Wednesday was the premiere of Brooklyn DIY, a documentary on the rise and fall of the Williamsburg art scene from the 80′s until the present. The one time viewing at MoMA will hopefully be distributed to a wider audience as it provided an intimate and informative perspective of a nearly extinct community of well wishers and evil doers. Despite the fact that the film historicizes, therefore pronouncing dead and past a movement that lingers and hangs on a narrow thread of relevance, it stirs the need to recharge our anarchistic creative stimuli that have been silenced by a commercialized corporate art industry and formulate once again a community of people who exhibit and perform without remorse, pretense, or concerns of a marketable status. 80s-90s Williamsburg can work as our near distant model of a starved yearning for the resurgence of art for art’s sake, artmaking without apologizes, excuses, self-conscious proclamations and defenses, extending the community as an integral part of the art practice, extending from the lone rider in the studio to a house of misshapes and backward over-achievers.
Interviews abound in the documentary, many of them from the school of Pierogi headed by Joe Amhrein including artists such as Jim Torok, Mike Ballou, Jonathan Schipper, Brian Dewan, Mike Ballou, and Ward Shelley (no women). There are unmistakable tones of irony, mockery, and overall we-never-take-ourselves-seriously attiude resonating through the artists, from Ballou’s donning his paper mache animal masks during the interview or Brian Dewin and brother playing sound affects from their makeshift sound machines as he affirms there was room back to do whatever they pleased, to experiement without pressure or self-consciousness. Ken Butler makes guitars out of random instruments such as a gun or a bow and he plays with earnesty and we can’t help chuckle at the Wernor Herzog-ish, Spinal Tap-ish mocumentary exposure the film provides.
The whatever-goes environment sprouted artist owned spaces and alternative means of performance and exhibition created places like Four Walls, the Green Room, Minor Injury, Mustard Factory. The environment allowed them to do something revolutionary, a utopic sensibility that tinged with anarchism and debauchery. And they were aware there was no market to support their work, that there was so nowhere else to be showing so there was nothing to gain or lose, literally, anything goes. Artist did it all in pure DIY fashion in these warehouse parties and artist owned galleries and expanded their microorganism surviving through free will and unabashed unlimited exploration. There was no particular aesthetic or linear movement. It was chaotic with multiple access points.

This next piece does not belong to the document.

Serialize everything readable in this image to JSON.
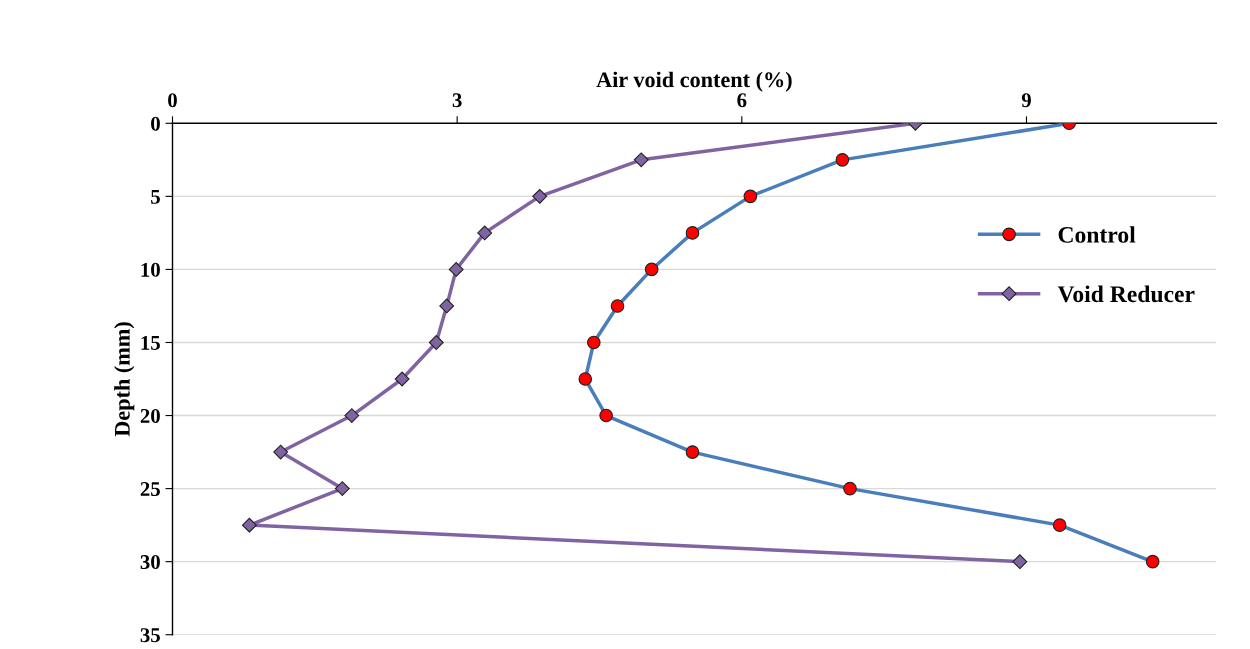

The glory days are over. Williamsburg is now rife as one artist says, hipsters that exudes an aura of satisfaction with themselves, the new yuppies of America. This new generation of creative types have created their own community of artistic expression with the added notion of seriousness, competition, and sumission to a corporate identity. But we mustn’t underestimate the hipster potential to collaborate and start anew this urgency to regnerate art as performance, art as community, art as denial of commercial production. It might not be as free will or anarchistic as the first generation but we as a new generation will follow behind their footsteps and be reminded of the beauty of unhindered creativity, no matter how vulgar, insane, unmarketable, and unhip it may be.
Two quotes to end this note on a need for change in the art world, from Holland Cotter’s “The Boom is Over. Long Live Art!”
At the same time, if the example of past crises holds true, artists can also take over the factory, make the art industry their own. Collectively and individually they can customize the machinery, alter the modes of distribution, adjust the rate of production to allow for organic growth, for shifts in purpose and direction. They can daydream and concentrate. They can make nothing for a while, or make something and make it wrong, and fail in peace, and start again.
I’m talking about carving out a place in the larger culture where a condition of abnormality can be sustained, where imagining the unknown and the unknowable — impossible to buy or sell — is the primary enterprise.